現在、社内文書の大半をペーパーレス化しておりますが、現場の声に寄り添いながら、業務効率化には何が最適化なのかをトライ&エラーを繰り返しながら改善を図ってゆくことが大切だと思います。そのプロセスを丁寧に踏むことが、新しいツールの定着には不可欠だと痛感しました。

導入効果:ワークフロー業務の時間を1/3削減!リモートワークも可能に

レポトンの導入効果について教えてください。

(DX事業部 佐藤氏)
レポトンの導入により、業務効率が大幅に改善しました。以前は承認プロセスが完全に電子化されていないことで、紙面での出力回覧などの作業で15分はかかっていました。レポトン導入により、一気通貫で承認プロセスフローを実現することで5分に短縮され、月平均300枚だとしても、作業時間が75時間から25時間に激減しました。年間では600時間以上の時間削減効果となります。アナログな手法から電子化されたことで、課題であったリモートワークへの対応も進みました。

また、レポトンで出力した書類は自動でkintoneのレコードに保存される仕組みを構築したことにより、電子帳簿保存法への制度対応の際に利用者側には操作フローの大きな変更なくスムーズに対応ができたことも大変助かりました。

さらに、レポトンの導入で、見積書や発注書などの帳票をテンプレートに統一することができました。これにより顧客や仕入れ先とのやり取りで情報齟齬が生じるリスクを低減し、業務部門間でのシームレスな連携を実現しました。その結果、人為的ミスが減り業務品質が向上し、顧客満足度のアップにも役立っています。

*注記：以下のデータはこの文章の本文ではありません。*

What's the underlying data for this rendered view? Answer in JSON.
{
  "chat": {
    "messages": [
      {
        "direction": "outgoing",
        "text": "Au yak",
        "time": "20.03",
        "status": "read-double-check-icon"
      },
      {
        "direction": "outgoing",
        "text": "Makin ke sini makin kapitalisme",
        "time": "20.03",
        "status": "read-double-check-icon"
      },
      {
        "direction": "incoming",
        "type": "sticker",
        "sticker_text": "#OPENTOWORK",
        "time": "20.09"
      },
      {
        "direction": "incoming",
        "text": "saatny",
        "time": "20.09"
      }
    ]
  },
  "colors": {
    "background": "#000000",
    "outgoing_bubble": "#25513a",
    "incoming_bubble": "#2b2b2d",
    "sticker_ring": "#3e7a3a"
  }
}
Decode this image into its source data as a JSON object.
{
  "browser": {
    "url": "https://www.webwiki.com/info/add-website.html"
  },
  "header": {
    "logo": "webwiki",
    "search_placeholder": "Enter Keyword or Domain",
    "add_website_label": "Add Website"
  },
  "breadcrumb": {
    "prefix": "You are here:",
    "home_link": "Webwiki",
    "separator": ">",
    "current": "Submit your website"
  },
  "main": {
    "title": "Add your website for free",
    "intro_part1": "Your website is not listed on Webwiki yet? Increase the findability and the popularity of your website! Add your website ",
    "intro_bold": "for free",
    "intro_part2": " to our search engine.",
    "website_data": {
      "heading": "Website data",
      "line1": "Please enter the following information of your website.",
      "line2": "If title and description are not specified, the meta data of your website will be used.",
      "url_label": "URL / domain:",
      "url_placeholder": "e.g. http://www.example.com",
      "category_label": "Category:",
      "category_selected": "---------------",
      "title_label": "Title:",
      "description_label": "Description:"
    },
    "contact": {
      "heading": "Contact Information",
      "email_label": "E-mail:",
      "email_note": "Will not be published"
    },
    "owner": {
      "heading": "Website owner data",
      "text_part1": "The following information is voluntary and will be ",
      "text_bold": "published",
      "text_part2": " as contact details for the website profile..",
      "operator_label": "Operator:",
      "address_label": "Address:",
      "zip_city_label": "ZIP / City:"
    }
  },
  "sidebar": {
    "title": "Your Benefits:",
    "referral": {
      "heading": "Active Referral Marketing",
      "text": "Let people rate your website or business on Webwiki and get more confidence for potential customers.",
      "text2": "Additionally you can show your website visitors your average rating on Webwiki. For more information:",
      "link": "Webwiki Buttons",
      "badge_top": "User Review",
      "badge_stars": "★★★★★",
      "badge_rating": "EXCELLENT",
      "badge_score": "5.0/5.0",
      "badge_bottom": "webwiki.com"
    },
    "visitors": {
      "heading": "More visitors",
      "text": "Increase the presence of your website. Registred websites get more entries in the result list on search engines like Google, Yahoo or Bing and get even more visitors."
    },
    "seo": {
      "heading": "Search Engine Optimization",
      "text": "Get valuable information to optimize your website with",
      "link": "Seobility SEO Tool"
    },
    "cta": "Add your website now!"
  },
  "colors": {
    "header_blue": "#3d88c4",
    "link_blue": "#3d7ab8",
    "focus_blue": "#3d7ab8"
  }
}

レポトン導入前後の効果比較(リスクヘッジや顧客満足度の向上へつながる効果を実感)
レポトン導入前と後の効果について

今後の展開:ノウハウを活かしお客様へのより良い提案と地域貢献に繋げたい

今後の展開について教えてください。

和かにお話ししてくださるDX事業部部長の和田氏のお写真
DX事業部 部長 和田氏

(DX事業部 部長 和田氏)
レポトンはKintone単独では実現できなかった帳票出力を補うツールですので、今後も業務ニーズにあわせ、kintoneとレポトンを最大限に活用しながら業務効率化を推進したいと考えています。自社の利用だけでなく、グループ会社向けへの展開も含め、DX化の観点で活用できそうなケースはたくさんありそうです。

さらに、お客様向けへのソリューションとしてkintoneの提案を行う際には、社内で培ったkintoneとレポトンを利用した帳票作成のノウハウを活かし地域貢献に繋げていきたいと考えています。